Mansfield’s report concluded that a jurisdiction with a high carbon tax, with no protection for a trade exposed industry like mining, may lead to a shift in economic activity to a jurisdiction with lower carbon costs but higher GHG emissions, which is referred to as carbon leakage.
Along with the change to the carbon tax, MABC is seeking improvements to the regulatory framework for mining. While BC has some of the highest regulatory standards in the world, the Mining Jobs Task Force identified the need to improve its clarity and predictability. In doing so, British Columbia can have a world-leading regulatory regime that fosters innovation and environmental protection and supports jobs and economic growth.
As the World Bank recently concluded on October 13, 2020, in order to meet the Paris Agreement targets, ambitious climate action will require a large-scale transition to clean energy which will drive significant demand for minerals. This presents British Columbia with a significant opportunity to be a leading supplier of responsibly produced, low-carbon minerals and metals to help the world transition to a low carbon economy.
“Adjusting the carbon tax does not put at risk our ability to meet our provincial GHG targets. Nor will it necessarily lead to higher GHGs from the mining sector,” added Goehring. “It will create a level playing field for BC mines with our competitors in Ontario, Quebec and the territories, while also continuing to incent emissions reductions.”
MABC’s paper, BC Mining and the Carbon Tax, and Dr. Mansfield’s report, BC Mining and Carbon Pricing, are available at: https://mining.bc.ca/carbontax.
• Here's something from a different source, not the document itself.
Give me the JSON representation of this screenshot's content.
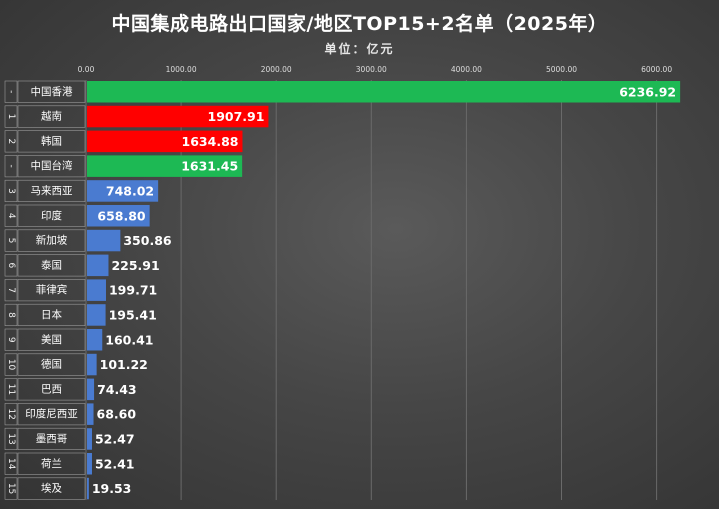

About the Mining Association of British Columbia:
MABC is the voice of mining in British Columbia, representing operating steelmaking coal, metal and industrial mineral producers, as well as smelting operations and advanced development companies in the province. Our mandate is to encourage the safe, responsible development and operation of mining and related facilities across British Columbia. MABC’s members include some of this province’s most iconic operating companies. In 2018, the mining industry generated $12.3 billion in economic activity and supported over 33,000 direct and indirect jobs in BC. The sector contributed $953 million in payments to the provincial government last year, not including corporate income tax and other employment related taxes.